Field files can also be imported into BIMS from Field Book.  Click on "Upload field file" (Fig. 32A) and then upload the field file and click "Inspect" (Fig. 31B).  After BIMS checks to see if the required columns are present in the Field file, the "Upload an exported field file" section appears (Fig. 31C) and the location and trial can be selected.  The file upload job is then initiated by clicking "Submit".

Figure 32.  Importing Field files from Field Book into BIMS.


BIMS: Archiving Data


Creating an archive file of all the data in a breeding program is easily done using the "Archive" function in BIMS.  Open the "Archive" section in the left-hand accordion menu, and then click "Manage Archive" (Fig. 33A).  On the "Manage Archive" tab, there is an "Archive Data" button (Fig. 33B).  When this button is clicked, an Excel file is generated that contains all the data in the current breeding program (Fig. 33C).

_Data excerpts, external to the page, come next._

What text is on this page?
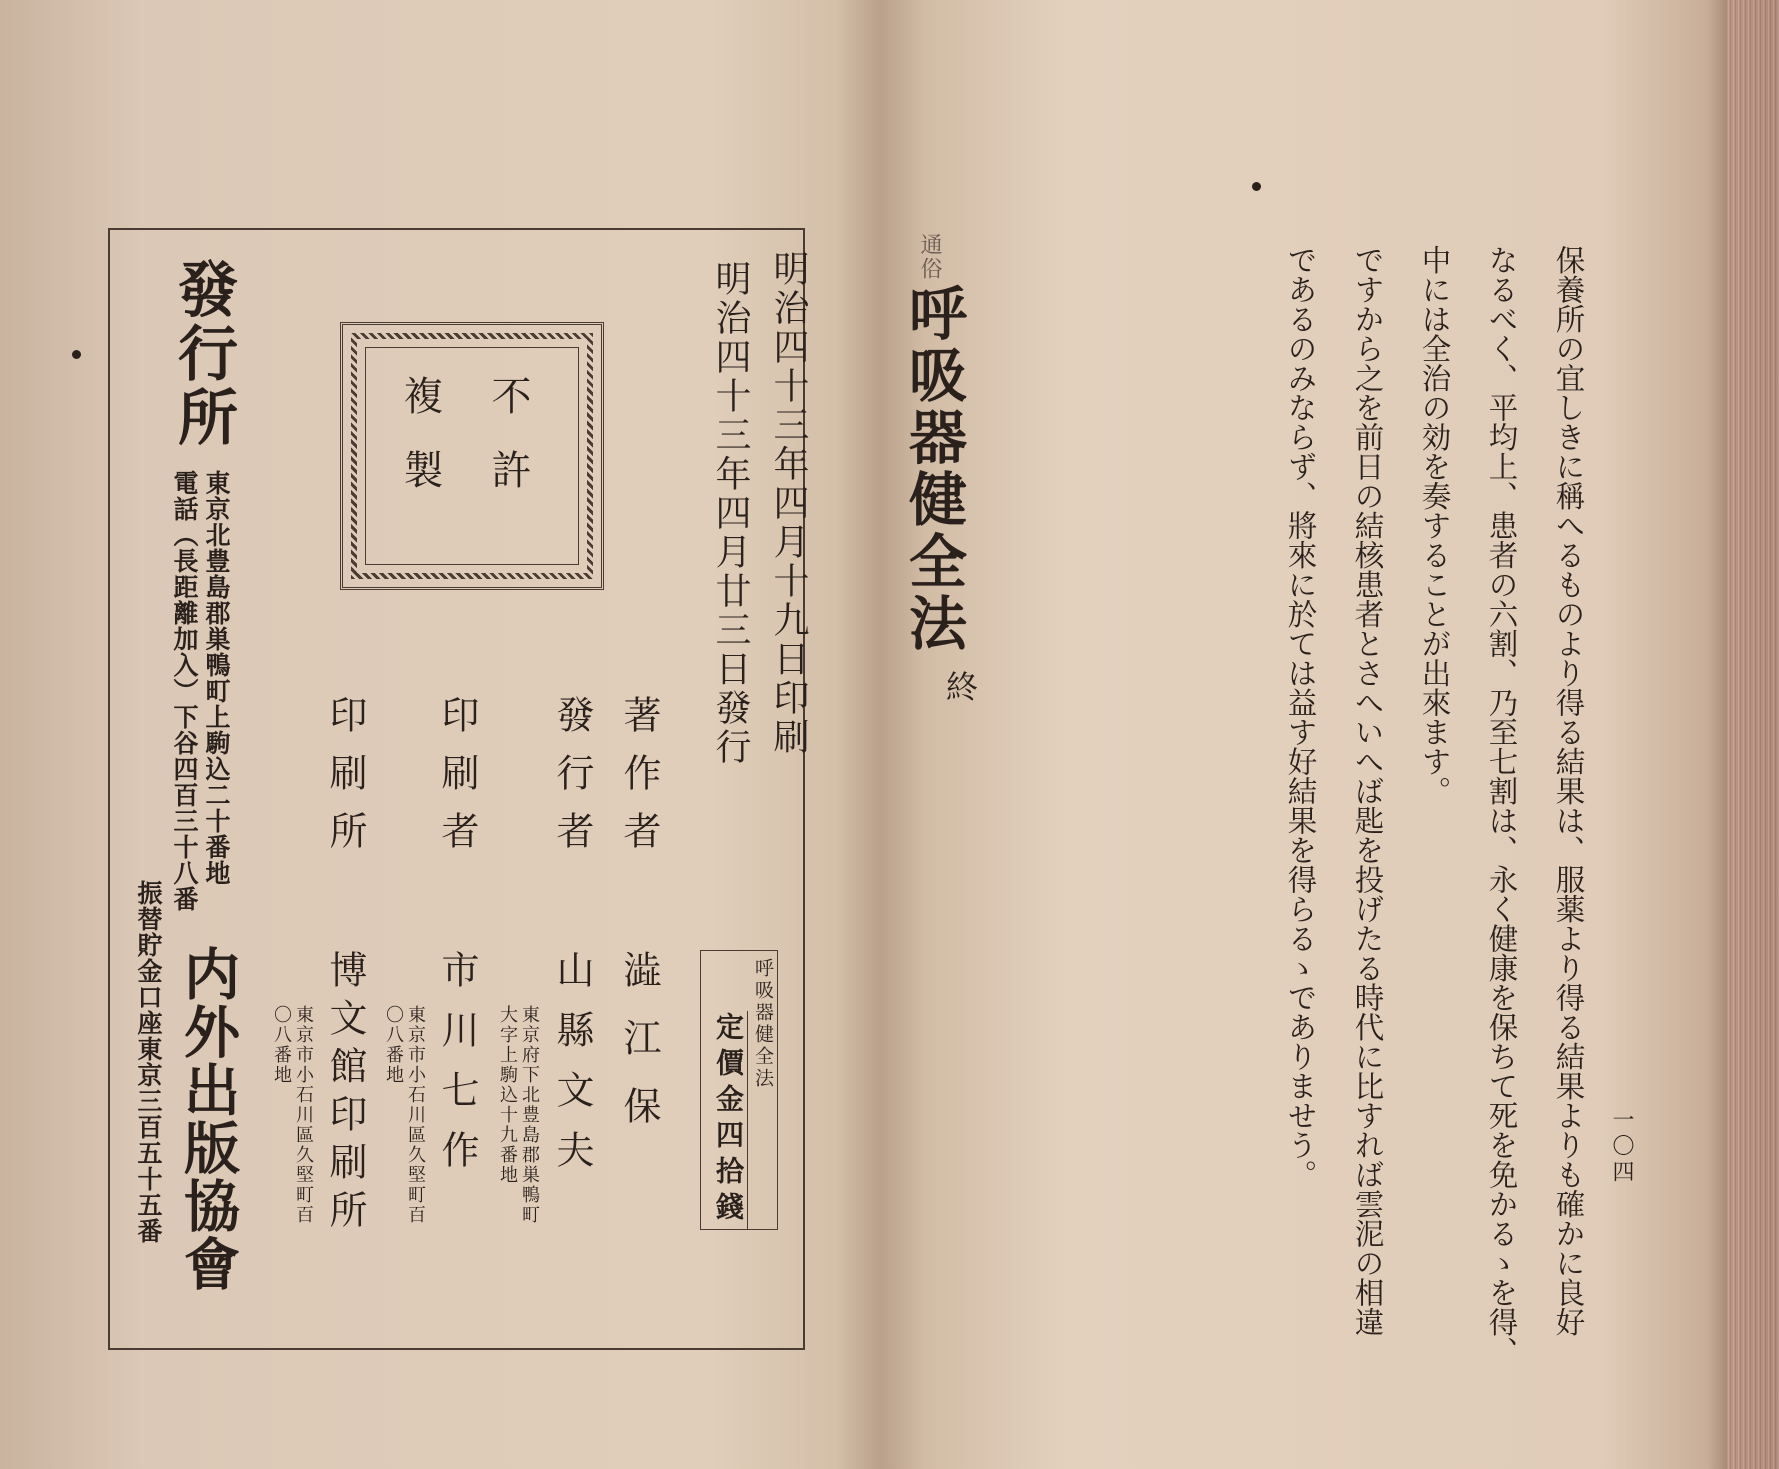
一〇四
保養所の宜しきに稱へるものより得る結果は、服薬より得る結果よりも確かに良好
なるべく、平均上、患者の六割、乃至七割は、永く健康を保ちて死を免かるゝを得、
中には全治の効を奏することが出來ます。
ですから之を前日の結核患者とさへいへば匙を投げたる時代に比すれば雲泥の相違
であるのみならず、將來に於ては益す好結果を得らるゝでありませう。
通俗
呼吸器健全法
終
明治四十三年四月十九日印刷
明治四十三年四月廿三日發行
不許
複製
呼吸器健全法
定價金四拾錢
著作者
發行者
印刷者
印刷所
澁江保
山縣文夫
市川七作
博文館印刷所	東京府下北豊島郡巣鴨町大字上駒込十九番地
東京市小石川區久堅町百〇八番地
東京市小石川區久堅町百〇八番地
發行所
東京北豊島郡巣鴨町上駒込二十番地
電話（長距離加入）下谷四百三十八番
振替貯金口座東京三百五十五番 内外出版協會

Figure 33.  Generating an archive file.


BIMS: FAQ and Troubleshooting


How do I search data?

How do I view/edit data in a program?

How do I import data?

How do I manage Field Book trait and field files with BIMS?

How do I create a new breeding program?


Section Problem Solution
General I have selected a crop and program, but do not see any options under Manage Breeding and other BIMS sections. Please refresh the page in your internet browser.
  I still have problems with viewing BIMS information, even after refreshing the page. Please clear the cached images/files, cookies, and hosted app data from your internet browser's history.  You will have to log back into BIMS and reopen your program.
Data Import/Field Book Management My data upload failed. Please make sure that the upload didn't fail due to data errors or typos first by looking at the error logs (see Importing Data section for more details).  If you need help, contact us.
  Even after I changed the max/min value of the trait descriptor in the template, BIMS still give an error saying that I have data outside the acceptable range. Once your descriptor has been loaded, you have to edit the the descriptor data in BIMS, not in template (go to Manage Breeding, Trait, choose the trait and click 'Edit' .)

What do the errors below mean?

The required column (unique_id) is missing
The required column (primary_order) is missing
The required column (secondary_order) is missing

BIMS allows you to change the column names in the template for 'accession_id', 'unique_id', 'primary_order', and 'secondary_order'. You get this type of error when the column names in your template do not match the ones in BIMS. Once you change it in BIMS, the templates downloaded from BIMS also changes. Please refer to Figure 26B in the manual.
  The output from Field Book Management - Generate input file (Field) - Cross option doesn't seem correct. Please check your file if it's in the order of cross name, row and the number of progeny for each row that you will plant. In this file, the order of the columns is important, not the column head. Please refer to Figure 30A in the manual.
Search I can't download my file. Please make sure that you allow pop-ups on your browser. Please refer to how to allow pop ups on chromeon firefoxon internet explorer.